Les fatigues du travail et des répétitions avaient altéré de nouveau la santé de Delavigne ; il ressentait les premiers symptômes de la maladie qui devait l’emporter si jeune encore, en pleine maturité. Dans ses dernières années, il se presse, il se hâte, comme si le sentiment de sa fin prochaine lui conseillait de donner tous les fruits de son talent. C’est d’abord une comédie pleine de gaieté, d’entrain, d’esprit, Don Juan d’Autriche, qu’il écrit sous les ombrages de la Madeleine, charmante propriété où il prolongeait sa convalescence. C’est une Famille au temps de Luther, une remarquable étude des tristes querelles domestiques qu’entraînaient les guerres de religion, où Casimir accomplit ce tour de force d’intéresser au théâtre par la lutte seule des passions religieuses. Et cependant, tout en négligeant les événements, les situations émouvantes, il arrive à un dénouement pressenti, mais un des plus dramatiques et des plus émouvants qui soient à la scène. Vient ensuite la Popularité, que Delavigne considérait comme son œuvre capitale, dans laquelle il voulait, suivant son expression, « offrir en quelque sorte la théorie du devoir ». Une anecdote où se retrouve le cœur toujours dévoué de Casimir se rattache à la première représentation de cette comédie. La petite fille de Corneille venait d’obtenir un bureau de tabac, mais sous la condition de déposer, dans un assez court délai, une somme qu’elle était loin de posséder. Le matin même de la représentation de la Popularité, elle s’adressa à Casimir dont les démarches avaient contribué à lui faire obtenir son bureau de tabac. Casimir écrivit immédiatement au fils aîné du roi, au duc d’Orléans. Sa lettre commençait ainsi : « Monseigneur, c’est un soldat qui, le jour d’une bataille, vient réclamer vos bontés en faveur de la petite-fille de son général… » Et il expliquait la position de Mlle Corneille. Le jour même la requête était accordée, et, en se rendant à la Comédie-Française, Casimir disait : « J’étais bien sûr de la réponse, et, si je ne réussis pas ce soir, j’aurai du moins fait une bonne journée. »

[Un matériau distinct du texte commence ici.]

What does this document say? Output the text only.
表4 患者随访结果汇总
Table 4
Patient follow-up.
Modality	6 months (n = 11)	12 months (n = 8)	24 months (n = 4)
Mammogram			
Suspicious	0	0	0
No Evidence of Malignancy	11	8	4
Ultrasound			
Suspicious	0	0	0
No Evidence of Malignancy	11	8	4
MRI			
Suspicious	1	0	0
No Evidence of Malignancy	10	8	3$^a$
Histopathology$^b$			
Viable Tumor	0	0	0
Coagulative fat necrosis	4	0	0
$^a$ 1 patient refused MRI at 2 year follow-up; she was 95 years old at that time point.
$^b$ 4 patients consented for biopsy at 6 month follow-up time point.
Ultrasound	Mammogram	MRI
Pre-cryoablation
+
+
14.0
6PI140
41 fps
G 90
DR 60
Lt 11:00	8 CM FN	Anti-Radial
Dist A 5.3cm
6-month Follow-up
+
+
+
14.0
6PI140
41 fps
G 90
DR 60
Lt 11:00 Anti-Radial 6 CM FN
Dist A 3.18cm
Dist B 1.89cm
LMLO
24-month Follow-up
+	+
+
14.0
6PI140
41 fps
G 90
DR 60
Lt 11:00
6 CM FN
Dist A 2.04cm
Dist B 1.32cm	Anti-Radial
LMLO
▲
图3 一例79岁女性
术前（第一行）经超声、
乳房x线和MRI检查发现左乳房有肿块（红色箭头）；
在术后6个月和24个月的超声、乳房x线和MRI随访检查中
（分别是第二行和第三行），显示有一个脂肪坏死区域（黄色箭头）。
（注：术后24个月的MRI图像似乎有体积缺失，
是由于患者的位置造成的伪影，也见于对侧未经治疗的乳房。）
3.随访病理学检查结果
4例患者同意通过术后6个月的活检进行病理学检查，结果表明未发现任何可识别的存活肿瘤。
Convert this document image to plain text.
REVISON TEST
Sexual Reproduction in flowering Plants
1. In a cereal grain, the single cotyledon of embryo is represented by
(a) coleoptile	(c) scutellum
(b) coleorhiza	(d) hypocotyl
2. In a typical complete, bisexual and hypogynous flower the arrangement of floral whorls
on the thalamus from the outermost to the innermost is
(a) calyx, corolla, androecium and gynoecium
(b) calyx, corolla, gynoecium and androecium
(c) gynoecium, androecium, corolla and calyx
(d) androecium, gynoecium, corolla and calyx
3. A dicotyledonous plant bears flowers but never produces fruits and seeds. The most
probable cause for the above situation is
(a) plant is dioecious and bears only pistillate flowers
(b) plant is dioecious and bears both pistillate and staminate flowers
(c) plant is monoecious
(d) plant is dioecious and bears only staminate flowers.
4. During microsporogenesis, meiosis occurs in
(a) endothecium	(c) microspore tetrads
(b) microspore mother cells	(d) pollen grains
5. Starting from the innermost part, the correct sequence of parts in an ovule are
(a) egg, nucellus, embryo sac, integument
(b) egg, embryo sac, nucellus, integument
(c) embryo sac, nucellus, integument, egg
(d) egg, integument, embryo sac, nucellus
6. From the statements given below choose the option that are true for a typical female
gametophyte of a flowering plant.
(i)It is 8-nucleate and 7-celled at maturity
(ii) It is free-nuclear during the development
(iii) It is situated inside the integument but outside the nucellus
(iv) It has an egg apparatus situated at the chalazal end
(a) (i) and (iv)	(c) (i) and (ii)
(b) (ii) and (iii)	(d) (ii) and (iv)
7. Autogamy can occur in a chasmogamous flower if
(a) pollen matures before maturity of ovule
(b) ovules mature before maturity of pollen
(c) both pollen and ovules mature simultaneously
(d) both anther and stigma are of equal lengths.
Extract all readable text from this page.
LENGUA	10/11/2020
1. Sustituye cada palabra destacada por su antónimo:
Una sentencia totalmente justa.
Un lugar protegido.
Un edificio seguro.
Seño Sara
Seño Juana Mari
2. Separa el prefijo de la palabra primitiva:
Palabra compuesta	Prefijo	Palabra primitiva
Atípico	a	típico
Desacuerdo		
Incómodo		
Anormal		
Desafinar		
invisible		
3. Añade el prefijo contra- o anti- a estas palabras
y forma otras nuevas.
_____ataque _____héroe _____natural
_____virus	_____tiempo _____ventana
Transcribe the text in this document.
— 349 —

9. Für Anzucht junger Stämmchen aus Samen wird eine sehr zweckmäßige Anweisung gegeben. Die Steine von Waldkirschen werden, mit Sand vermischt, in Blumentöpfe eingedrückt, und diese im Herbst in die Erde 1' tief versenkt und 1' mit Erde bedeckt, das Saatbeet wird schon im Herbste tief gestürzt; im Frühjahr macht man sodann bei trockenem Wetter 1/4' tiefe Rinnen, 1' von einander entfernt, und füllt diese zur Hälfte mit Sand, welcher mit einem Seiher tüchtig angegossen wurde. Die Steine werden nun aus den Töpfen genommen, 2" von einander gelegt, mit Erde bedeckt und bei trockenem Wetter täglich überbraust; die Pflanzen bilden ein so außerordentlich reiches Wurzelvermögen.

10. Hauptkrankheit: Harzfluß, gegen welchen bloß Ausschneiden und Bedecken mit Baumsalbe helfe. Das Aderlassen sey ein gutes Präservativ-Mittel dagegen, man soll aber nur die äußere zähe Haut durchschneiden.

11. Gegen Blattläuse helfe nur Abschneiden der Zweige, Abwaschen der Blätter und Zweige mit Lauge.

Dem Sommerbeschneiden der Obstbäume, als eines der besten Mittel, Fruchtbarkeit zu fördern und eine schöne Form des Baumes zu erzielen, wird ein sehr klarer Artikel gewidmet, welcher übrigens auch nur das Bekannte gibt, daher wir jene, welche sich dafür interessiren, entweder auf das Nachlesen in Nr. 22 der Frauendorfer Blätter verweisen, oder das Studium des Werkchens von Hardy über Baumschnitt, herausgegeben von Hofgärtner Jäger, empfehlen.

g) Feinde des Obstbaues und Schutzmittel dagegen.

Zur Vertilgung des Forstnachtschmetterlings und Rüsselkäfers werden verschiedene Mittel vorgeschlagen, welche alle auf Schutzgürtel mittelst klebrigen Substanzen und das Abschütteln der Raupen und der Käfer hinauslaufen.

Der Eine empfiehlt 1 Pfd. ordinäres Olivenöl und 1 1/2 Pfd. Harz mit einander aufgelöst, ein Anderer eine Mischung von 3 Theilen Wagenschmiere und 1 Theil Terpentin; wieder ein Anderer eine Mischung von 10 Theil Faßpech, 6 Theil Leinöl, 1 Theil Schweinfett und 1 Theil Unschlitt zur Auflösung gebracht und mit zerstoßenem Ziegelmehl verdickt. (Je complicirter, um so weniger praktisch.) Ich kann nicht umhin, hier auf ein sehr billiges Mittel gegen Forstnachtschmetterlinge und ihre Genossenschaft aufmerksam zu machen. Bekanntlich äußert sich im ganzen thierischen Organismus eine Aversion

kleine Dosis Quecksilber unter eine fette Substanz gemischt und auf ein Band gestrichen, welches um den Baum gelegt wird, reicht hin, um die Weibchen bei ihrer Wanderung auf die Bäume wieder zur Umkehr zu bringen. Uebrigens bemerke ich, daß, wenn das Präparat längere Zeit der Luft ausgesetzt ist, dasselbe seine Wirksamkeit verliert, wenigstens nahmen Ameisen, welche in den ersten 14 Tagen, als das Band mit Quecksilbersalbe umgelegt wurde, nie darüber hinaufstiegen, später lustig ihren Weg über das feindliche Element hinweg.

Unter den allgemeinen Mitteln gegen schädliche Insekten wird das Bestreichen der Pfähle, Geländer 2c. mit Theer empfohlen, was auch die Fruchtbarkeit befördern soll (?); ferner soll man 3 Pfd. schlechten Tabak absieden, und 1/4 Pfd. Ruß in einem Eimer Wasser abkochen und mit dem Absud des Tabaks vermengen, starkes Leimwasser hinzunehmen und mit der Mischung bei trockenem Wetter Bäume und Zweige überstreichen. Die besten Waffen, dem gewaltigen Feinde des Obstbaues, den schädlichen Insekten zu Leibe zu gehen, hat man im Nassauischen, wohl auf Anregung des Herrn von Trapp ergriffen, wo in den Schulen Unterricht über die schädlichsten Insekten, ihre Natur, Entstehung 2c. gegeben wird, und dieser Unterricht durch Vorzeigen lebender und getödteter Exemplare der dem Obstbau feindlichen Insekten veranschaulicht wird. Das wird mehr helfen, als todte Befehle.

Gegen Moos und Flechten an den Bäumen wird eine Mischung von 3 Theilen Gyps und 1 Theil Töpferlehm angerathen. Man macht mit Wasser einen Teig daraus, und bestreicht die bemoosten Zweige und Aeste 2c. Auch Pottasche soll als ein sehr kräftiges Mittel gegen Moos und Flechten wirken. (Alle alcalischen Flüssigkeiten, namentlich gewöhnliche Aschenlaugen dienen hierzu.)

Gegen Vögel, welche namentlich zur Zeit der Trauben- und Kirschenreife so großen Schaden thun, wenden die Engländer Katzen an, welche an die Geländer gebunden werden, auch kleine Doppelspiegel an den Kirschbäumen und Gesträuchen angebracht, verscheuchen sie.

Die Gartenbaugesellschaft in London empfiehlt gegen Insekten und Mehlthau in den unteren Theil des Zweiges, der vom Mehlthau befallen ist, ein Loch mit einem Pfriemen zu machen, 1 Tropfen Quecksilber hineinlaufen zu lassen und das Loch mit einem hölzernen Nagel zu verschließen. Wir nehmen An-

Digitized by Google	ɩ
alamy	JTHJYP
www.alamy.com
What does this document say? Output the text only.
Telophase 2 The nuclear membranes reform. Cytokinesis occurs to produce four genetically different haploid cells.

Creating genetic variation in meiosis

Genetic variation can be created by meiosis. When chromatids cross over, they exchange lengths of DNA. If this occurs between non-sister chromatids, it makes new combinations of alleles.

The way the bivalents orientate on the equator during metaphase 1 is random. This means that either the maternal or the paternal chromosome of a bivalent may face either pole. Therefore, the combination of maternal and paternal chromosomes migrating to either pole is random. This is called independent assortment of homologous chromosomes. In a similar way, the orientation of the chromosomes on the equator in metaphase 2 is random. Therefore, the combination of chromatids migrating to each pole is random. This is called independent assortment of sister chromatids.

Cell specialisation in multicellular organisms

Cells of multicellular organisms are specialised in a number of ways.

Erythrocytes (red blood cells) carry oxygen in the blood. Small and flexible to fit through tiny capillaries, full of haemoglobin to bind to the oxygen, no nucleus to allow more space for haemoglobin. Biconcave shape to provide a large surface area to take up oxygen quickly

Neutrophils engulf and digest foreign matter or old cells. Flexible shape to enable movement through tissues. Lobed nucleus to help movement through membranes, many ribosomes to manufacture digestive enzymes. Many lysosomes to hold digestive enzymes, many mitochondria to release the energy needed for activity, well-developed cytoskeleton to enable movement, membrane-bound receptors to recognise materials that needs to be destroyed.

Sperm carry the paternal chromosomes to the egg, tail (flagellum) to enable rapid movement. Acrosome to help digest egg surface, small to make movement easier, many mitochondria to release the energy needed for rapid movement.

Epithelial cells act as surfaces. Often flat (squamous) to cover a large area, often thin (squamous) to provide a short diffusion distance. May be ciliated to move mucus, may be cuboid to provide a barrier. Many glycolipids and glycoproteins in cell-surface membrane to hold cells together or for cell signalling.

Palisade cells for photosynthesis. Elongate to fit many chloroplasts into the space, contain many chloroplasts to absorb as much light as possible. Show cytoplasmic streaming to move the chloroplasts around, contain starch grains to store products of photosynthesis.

Le Romancero qui a donné à Corneille le sujet du Cid l’intéressait vivement, et il le relisait souvent. C’est dans ce poème quasi national en Espagne qu’il prit la première idée de la Fille du Cid. Le rôle d’Elvire avait été d’abord destiné à Mlle Rachel, et c’est en vue de cette éminente artiste qu’il avait développé et accentué ce personnage ; mais son union avec le comité de la Comédie-Française durait depuis trop longtemps : de nouvelles difficultés surgirent au moment de la distribution des rôles, et Casimir fut obligé de porter sa tragédie au théâtre de la Renaissance qui la joua avec un succès éclatant. On applaudit vivement les vers suivants :

Mes jours sont pleins, Elvire.et bons à moissonner ;
Dieu, qui me [es compta, pouvait moins m’en donner,
Les reprendre est son droit ; mais si la faux les touche.
Que leur dernier soleil dans la gloire se couche.
Tu devras comme moi, bénir le moissonneur :
La récolte en tombant sera riche d’honneur.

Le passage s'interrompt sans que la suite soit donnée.